A first step is to make better use of Americans with requisite skills and experience in the region—especially those who have done business there, as well as former military and intelligence community personnel with years of exposure to local dynamics in developing countries and transferable skills. Investors do not need to fly to northern Mozambique. The local resources necessary to more fully participate in its market are there already.
The U.S. government also can de-risk private investment by underwriting loans when private financial institutions will not. The U.S. International Development Finance Corporation (DFC) has a relatively small balance sheet, but its investments tend to encourage private capital to follow suit. Similarly, the U.S. Export-Import (EXIM) Bank’s China and Transformation Exports Program (CTEP) is designed to help level the playing field for U.S. firms competing against state-backed Chinese companies. Increasing the size and scope of such programs is another step in the right direction.
Greater aggregate presence is also essential. At present, an American mining company in Africa would probably rely on Chinese construction, power, and telecommunications companies. Securing U.S. government backing when the key project “partners” are Chinese state-owned enterprises is difficult, if not impossible. Yet an increased entry of relevant Western or Indian companies into the market would change that dynamic, and create a mutually supporting ecosystem that might encourage new entrants.

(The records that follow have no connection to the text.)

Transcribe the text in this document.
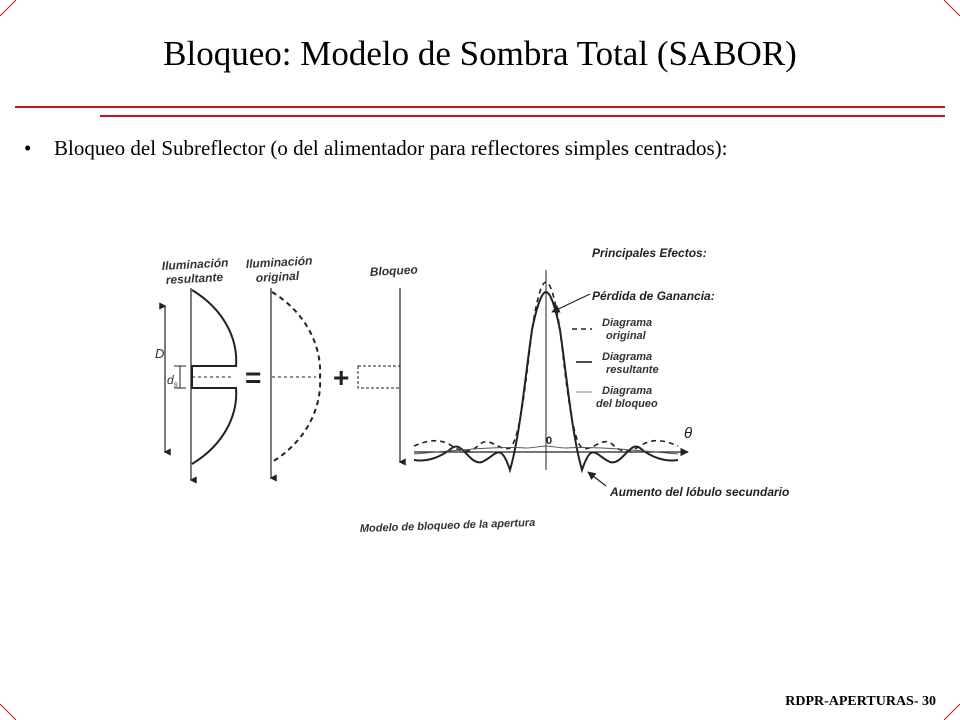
Bloqueo: Modelo de Sombra Total (SABOR)
• Bloqueo del Subreflector (o del alimentador para reflectores simples centrados):
Iluminación
resultante
Iluminación
original	Bloqueo
D
$d_s$ =	+
0	θ
Principales Efectos:
Pérdida de Ganancia:
Diagrama
original
Diagrama
resultante
Diagrama
del bloqueo
Aumento del lóbulo secundario
Modelo de bloqueo de la apertura
RDPR-APERTURAS- 30
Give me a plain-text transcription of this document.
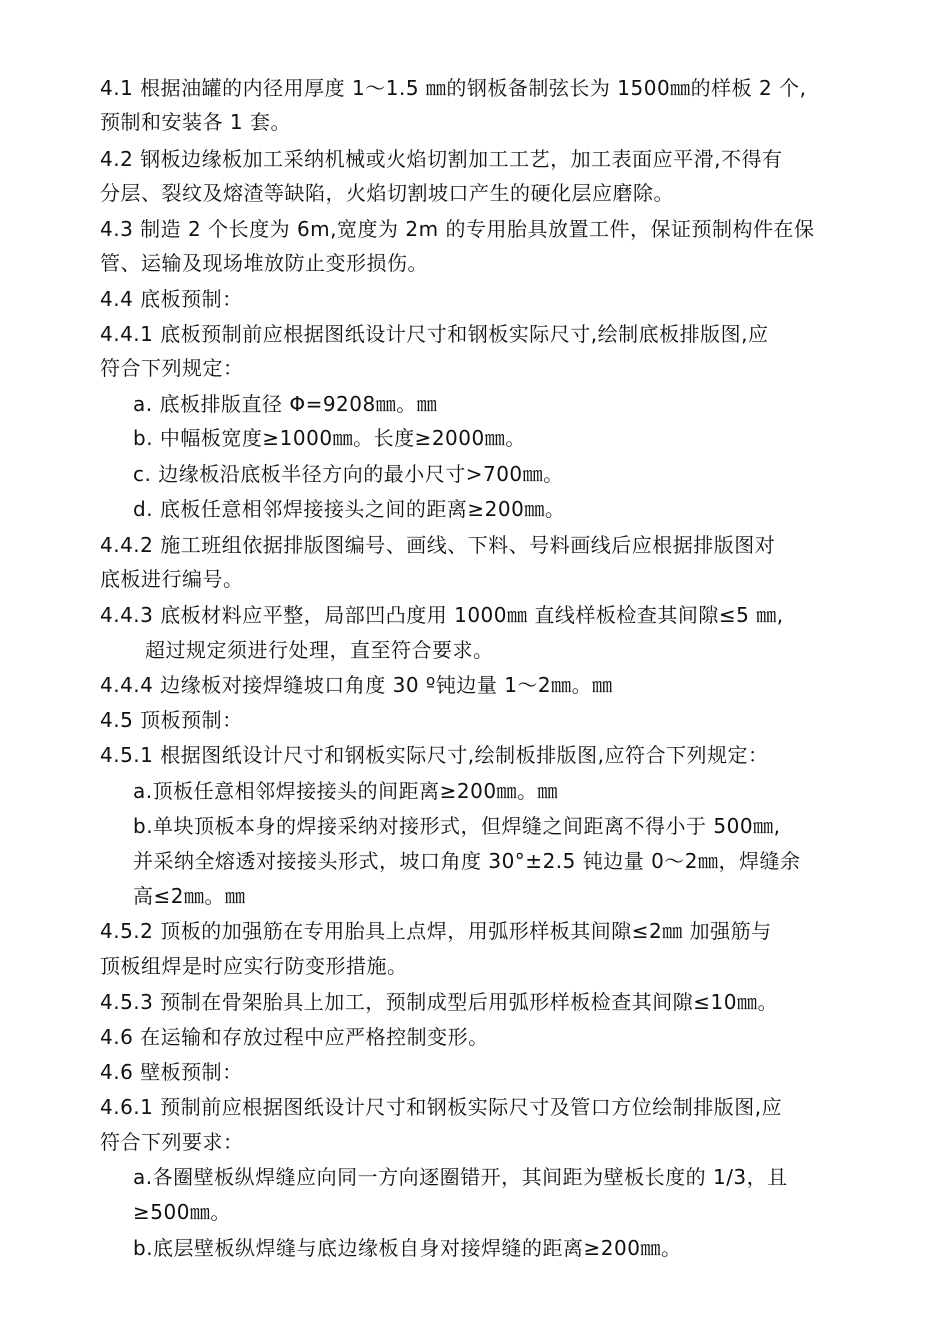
4.1 根据油罐的内径用厚度 1～1.5 ㎜的钢板备制弦长为 1500㎜的样板 2 个,
预制和安装各 1 套。
4.2 钢板边缘板加工采纳机械或火焰切割加工工艺，加工表面应平滑,不得有
分层、裂纹及熔渣等缺陷，火焰切割坡口产生的硬化层应磨除。
4.3 制造 2 个长度为 6m,宽度为 2m 的专用胎具放置工件，保证预制构件在保
管、运输及现场堆放防止变形损伤。
4.4 底板预制：
4.4.1 底板预制前应根据图纸设计尺寸和钢板实际尺寸,绘制底板排版图,应
符合下列规定：
a. 底板排版直径 Φ=9208㎜。㎜
b. 中幅板宽度≥1000㎜。长度≥2000㎜。
c. 边缘板沿底板半径方向的最小尺寸>700㎜。
d. 底板任意相邻焊接接头之间的距离≥200㎜。
4.4.2 施工班组依据排版图编号、画线、下料、号料画线后应根据排版图对
底板进行编号。
4.4.3 底板材料应平整，局部凹凸度用 1000㎜ 直线样板检查其间隙≤5 ㎜,
超过规定须进行处理，直至符合要求。
4.4.4 边缘板对接焊缝坡口角度 30 º钝边量 1～2㎜。㎜
4.5 顶板预制：
4.5.1 根据图纸设计尺寸和钢板实际尺寸,绘制板排版图,应符合下列规定：
a.顶板任意相邻焊接接头的间距离≥200㎜。㎜
b.单块顶板本身的焊接采纳对接形式，但焊缝之间距离不得小于 500㎜,
并采纳全熔透对接接头形式，坡口角度 30°±2.5 钝边量 0～2㎜，焊缝余
高≤2㎜。㎜
4.5.2 顶板的加强筋在专用胎具上点焊，用弧形样板其间隙≤2㎜ 加强筋与
顶板组焊是时应实行防变形措施。
4.5.3 预制在骨架胎具上加工，预制成型后用弧形样板检查其间隙≤10㎜。
4.6 在运输和存放过程中应严格控制变形。
4.6 壁板预制：
4.6.1 预制前应根据图纸设计尺寸和钢板实际尺寸及管口方位绘制排版图,应
符合下列要求：
a.各圈壁板纵焊缝应向同一方向逐圈错开，其间距为壁板长度的 1/3，且
≥500㎜。
b.底层壁板纵焊缝与底边缘板自身对接焊缝的距离≥200㎜。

Finally, American investors and lenders should back foreign companies that operate in high-risk jurisdictions where our companies cannot go. Indian, Canadian, Australian, Brazilian, and South African companies—among others—are operating successfully throughout sub-Saharan Africa. On-the-ground information and due diligence will still be necessary, but the requisite execution and legal risk will decrease.
Additional engagement and investment in Africa will benefit countries across the continent, as they will finally gain a credible alternative to Chinese investment. There is widespread irritation with Chinese investment tactics and corruption in the region. The continent is in desperate need of infrastructure and honest partners.
Americans have an opportunity to step in, both for Africans and for themselves. However, this will not happen until our companies, investors, and government officials begin to understand tactical-level considerations and can deploy capital in an informed manner.